There’s a feeling that comes at the end of every trip that’s pretty much indescribable. Humans are hardwired to feel a sense of loss when something comes to an end, even if it’s a job they didn’t like, or someone they weren’t close with moving away. From a young age I felt that sense of loss more acutely than most. My favorite day of Spring Break was the first, when we were driving down to the location and the end was still as far away as possible. I cried when the last snow melted at the end of winter (I hate winter). I kept my blankie until I was like 12 because I couldn’t bear the thought that any night with it might be the last.
I thought that maybe I’d learned to corral that sense by the summer of 2021. At 23 years old, I’d gained some perspective in life. In fact, I’d felt comfortable bouncing from the end of one trip right back to the beginning of another – St. Louis, 4th of July, San Diego, Beach Week, and then Grand Teton/Yellowstone. And fortunately for me, I didn’t even have to dwell on this as the end of the summer. Sure, my last ever first day of school was only 2 days away. But we were also 6 days away from flying to Michigan for my cousin’s wedding, and college football season was coming. If I could just do enough to ignore the fact that this was *the* trip of a lifetime, and that I’d been looking forward to it daily for months, maybe I could avoid a lot of that sense of loss.
It was going to be a bit weird saying good-bye to Pam today, though. She’d basically been with us every second of every day for the last week since we picked her up in Laramie. Fortunately, the great tower of camping supplies had never quite managed to crush her full, but we needed to squeeze her in one last time for the short ride over to the airport. Spoiler alert: Elizabeth and I made it easier on ourselves by accidentally leaving one of our favorite tote bags (full of camping supplies!) in the Hampton Inn parking lot after breakfast when we loaded the car. I’ll never see that tote bag again. RIP tote bag.

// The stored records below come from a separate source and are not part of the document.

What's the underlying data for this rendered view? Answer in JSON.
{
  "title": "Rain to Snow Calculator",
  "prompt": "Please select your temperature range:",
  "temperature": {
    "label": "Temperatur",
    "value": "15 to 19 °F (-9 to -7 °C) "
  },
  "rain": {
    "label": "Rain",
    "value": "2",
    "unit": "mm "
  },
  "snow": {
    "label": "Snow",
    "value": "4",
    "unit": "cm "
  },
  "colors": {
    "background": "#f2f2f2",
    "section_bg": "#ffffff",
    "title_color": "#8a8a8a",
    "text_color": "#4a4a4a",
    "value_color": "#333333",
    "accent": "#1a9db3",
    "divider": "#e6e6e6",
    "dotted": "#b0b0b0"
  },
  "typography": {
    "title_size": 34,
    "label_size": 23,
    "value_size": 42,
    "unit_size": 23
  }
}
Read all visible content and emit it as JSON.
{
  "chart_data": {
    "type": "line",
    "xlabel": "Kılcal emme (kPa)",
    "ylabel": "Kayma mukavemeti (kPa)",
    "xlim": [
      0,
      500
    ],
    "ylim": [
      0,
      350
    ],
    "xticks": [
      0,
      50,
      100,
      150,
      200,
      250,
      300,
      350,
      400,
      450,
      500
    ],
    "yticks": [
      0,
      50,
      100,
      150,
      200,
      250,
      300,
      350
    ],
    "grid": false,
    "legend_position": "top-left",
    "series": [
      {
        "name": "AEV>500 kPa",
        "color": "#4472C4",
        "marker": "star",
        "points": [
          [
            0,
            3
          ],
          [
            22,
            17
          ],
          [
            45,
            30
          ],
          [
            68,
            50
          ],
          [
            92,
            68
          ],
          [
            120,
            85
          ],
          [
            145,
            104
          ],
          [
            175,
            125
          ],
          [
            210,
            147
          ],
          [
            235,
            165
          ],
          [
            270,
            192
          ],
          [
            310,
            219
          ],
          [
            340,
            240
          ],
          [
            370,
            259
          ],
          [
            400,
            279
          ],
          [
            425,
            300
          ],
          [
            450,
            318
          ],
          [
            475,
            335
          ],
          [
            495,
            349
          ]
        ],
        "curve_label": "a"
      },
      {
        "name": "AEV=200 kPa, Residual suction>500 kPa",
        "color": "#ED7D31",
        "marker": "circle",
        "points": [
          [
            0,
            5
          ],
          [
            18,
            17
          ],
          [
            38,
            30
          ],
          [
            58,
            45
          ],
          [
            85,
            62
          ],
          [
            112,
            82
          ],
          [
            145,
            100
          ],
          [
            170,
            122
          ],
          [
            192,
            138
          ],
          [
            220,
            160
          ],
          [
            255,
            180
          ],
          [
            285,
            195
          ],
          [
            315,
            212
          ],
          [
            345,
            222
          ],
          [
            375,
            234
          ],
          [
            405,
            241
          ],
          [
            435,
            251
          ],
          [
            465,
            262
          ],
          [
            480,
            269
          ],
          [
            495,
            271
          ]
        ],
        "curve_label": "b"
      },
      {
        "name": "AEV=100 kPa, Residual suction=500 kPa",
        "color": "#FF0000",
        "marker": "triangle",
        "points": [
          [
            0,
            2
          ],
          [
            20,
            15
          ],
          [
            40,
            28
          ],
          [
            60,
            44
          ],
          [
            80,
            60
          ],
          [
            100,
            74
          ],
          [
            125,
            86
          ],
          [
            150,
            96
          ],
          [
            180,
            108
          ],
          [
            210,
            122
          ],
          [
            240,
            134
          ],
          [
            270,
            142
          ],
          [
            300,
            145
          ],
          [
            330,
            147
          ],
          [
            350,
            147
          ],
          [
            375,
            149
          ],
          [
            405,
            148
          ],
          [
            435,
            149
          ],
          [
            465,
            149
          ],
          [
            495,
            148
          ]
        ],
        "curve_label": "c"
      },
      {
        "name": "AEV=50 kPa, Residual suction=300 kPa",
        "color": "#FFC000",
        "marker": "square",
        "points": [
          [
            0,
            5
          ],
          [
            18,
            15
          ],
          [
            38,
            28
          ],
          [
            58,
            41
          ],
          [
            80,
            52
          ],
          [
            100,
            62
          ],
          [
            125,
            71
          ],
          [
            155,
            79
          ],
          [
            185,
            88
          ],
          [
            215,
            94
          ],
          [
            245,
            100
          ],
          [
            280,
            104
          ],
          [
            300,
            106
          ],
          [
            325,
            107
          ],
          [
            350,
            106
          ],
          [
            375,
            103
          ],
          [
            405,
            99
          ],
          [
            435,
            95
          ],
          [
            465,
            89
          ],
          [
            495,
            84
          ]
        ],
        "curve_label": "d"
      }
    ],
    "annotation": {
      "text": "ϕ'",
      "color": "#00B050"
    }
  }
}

We took the long drive through the palatial Denver Airport complex to the terminal where Pam would be taking off from. It took her a while to struggle to corral her massive suitcase, but eventually it teetered upright. We both gave her a hug, knowing I wouldn’t be seeing her again until Christmastime. She gave us the last engagement congratulation of the trip, and wished us safe travels. Finally, after a drawn-out good-bye Pam headed into the airport. It was just Elizabeth and me.
Even the Great Plains, which aren’t exciting on the best of days, seemed less exciting than the week before. The prairie sunflowers looked a little more limp. The air around the Oasis in Colby, where the two of us shared a grumpy Qdoba meal for lunch, seemed a little dustier. The construction along I-70 seemed a little thicker and more annoying. More than anything, I was counting down the hours until the two of us could be home, in our own bed, with the chance to pick up the old Skip in the morning. Denver isn’t too bad a drive, but anything was more than I wanted to do today. At least the remaining time kept dropping as we passed familiar Kansas towns – Hays, Salina, Wichita. Our last official meal of the trip was a Very Sad McDonald’s stop at the Kansas Turnpike island in Belle Plaines, just short of the Oklahoma border.
The final stretch consisted of us reflecting on our trip in front of my camera so that I could include it in the vacation videos that I would weave together in the coming weeks and months, as well as me trolling people with my national park rankings on social media, as well as the two of us watching storms grow in front of us in good old Oklahoma.
And then came that weird moment when you get off of I-35, and back on to your home road, and you realize that this is it – vacation is over. We parked the car at The Links and looked at our familiar apartment for the first time in the week. There was a car full of stuff that needed to be unloaded, Elizabeth was due on shift at 7:00 a.m. the next day, and I was two days away from starting a semester with essentially no clue what my classes were all about. All of that could wait. The two of us dragged our weary asses upstairs and went to bed.